Expertise in electrochemistry, carbon nanostructures, biosensors, and device integration. Leads project management, synthesis development, and biosensor functionalization.

Partner 2 – Universidade de São Paulo (Brazil)

Specialized in nanomaterials synthesis (MXene, CQDs), electrochemical characterization, and green chemistry approaches. Leads WP2 on nanocarbon electrode development.

Partner 3 – National Institute of Materials Physics (Romania)

Expert in microfluidics, theoretical modeling, and advanced diagnostics. Responsible for testing and validating the integrated microfluidic device with real water and synthetic body fluids. Supports sensor characterization and device optimization.

At NIMP, The project is carried out by the group of Lab. 10. Functional Nanostructures.

Partner 4 – MICRUX FLUIDIC S.L. (Spain)

Industrial partner providing commercial experience in microfluidic architectures, electrode printing, and miniaturized electrochemical platforms. Leads WP4 (device construction) and supports exploitation and LCA, bridging research and commercialization.

Phase 1 Report

The key findings of Phase 1 (2025) of the HerAqua project, focused on assessing 3D printing accuracy and conducting preliminary numerical analysis for the design of a microfluidic device. The work investigated fabrication tolerances, geometric distortions, and hydrodynamic behavior relevant to microfluidic performance.

3D Printing Accuracy. Calibration geometries containing circular holes (1.0–2.0 mm) and linear features (0.02–1.80 mm width) were printed using an Elegoo Saturn 4 Ultra 16k printer. Microscopy analysis revealed systematic deviations from CAD geometries. Holes exhibited tapering due to resin pooling and variable curing conditions, with inner diameters consistently smaller than outer ones. Line structures showed width-dependent distortions: narrow lines broadened due to lateral overcuring, while larger widths were slightly underestimated. Corner fidelity was also limited, with rounded terminations especially pronounced for small features. These findings highlight scale-dependent fabrication limits and guide tolerance adjustments in future CAD designs.

Microfluidic Device Design Considerations. A preliminary CAD architecture was developed featuring two inlets, a mixing region, and a detection chamber intended for electrode placement.

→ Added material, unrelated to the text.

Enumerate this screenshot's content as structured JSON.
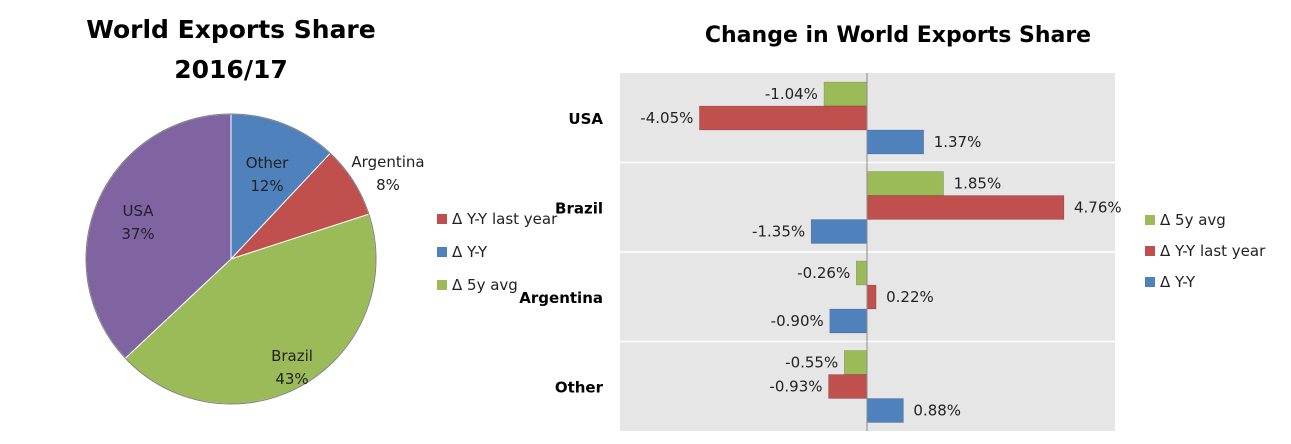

Numerical simulations will optimize inlet widths, lengths, bifurcation angle, and mixing region geometry to ensure symmetric flow, adequate residence time, and efficient analyte homogenization prior to detection.
Electrode configurations evaluated include parallel cylindrical wires, perpendicular wires, and planar thin-film electrodes. Geometric constraints, flow perturbation, and fabrication feasibility differ among these designs, with planar electrodes offering minimal obstruction but requiring additional processing steps.

Numerical Flow Analysis. Simulations of laminar flow around parallel vs. perpendicular wire electrodes demonstrate substantial differences. Parallel electrodes maintain smooth streamlines with minimal vorticity and low pressure variation, providing a stable hydrodynamic environment for electrochemical detection. Perpendicular electrodes cause significant disturbances, including recirculation zones and asymmetric velocity fields. While these may enhance mixing, they introduce variability in transport and signal reproducibility.

Numerical analysis of fluid flow within the microfluidic device, performed for A) parallel and B) perpendicular electrode placement against the main flow. A2), B2) Velocity and vorticity distribution and A3), B3) pressure distribution along the channel.

Conclusion. The combined experimental and numerical results establish critical geometric tolerances and flow considerations for the final microfluidic device. Systematic fabrication deviations provide a predictable basis for design compensation, while flow analysis supports the selection of parallel electrodes for stable electrochemical response.

At NIMP, the project involve training of two PhD students and two Post-doc Researchers in biosensing technologies and engineering.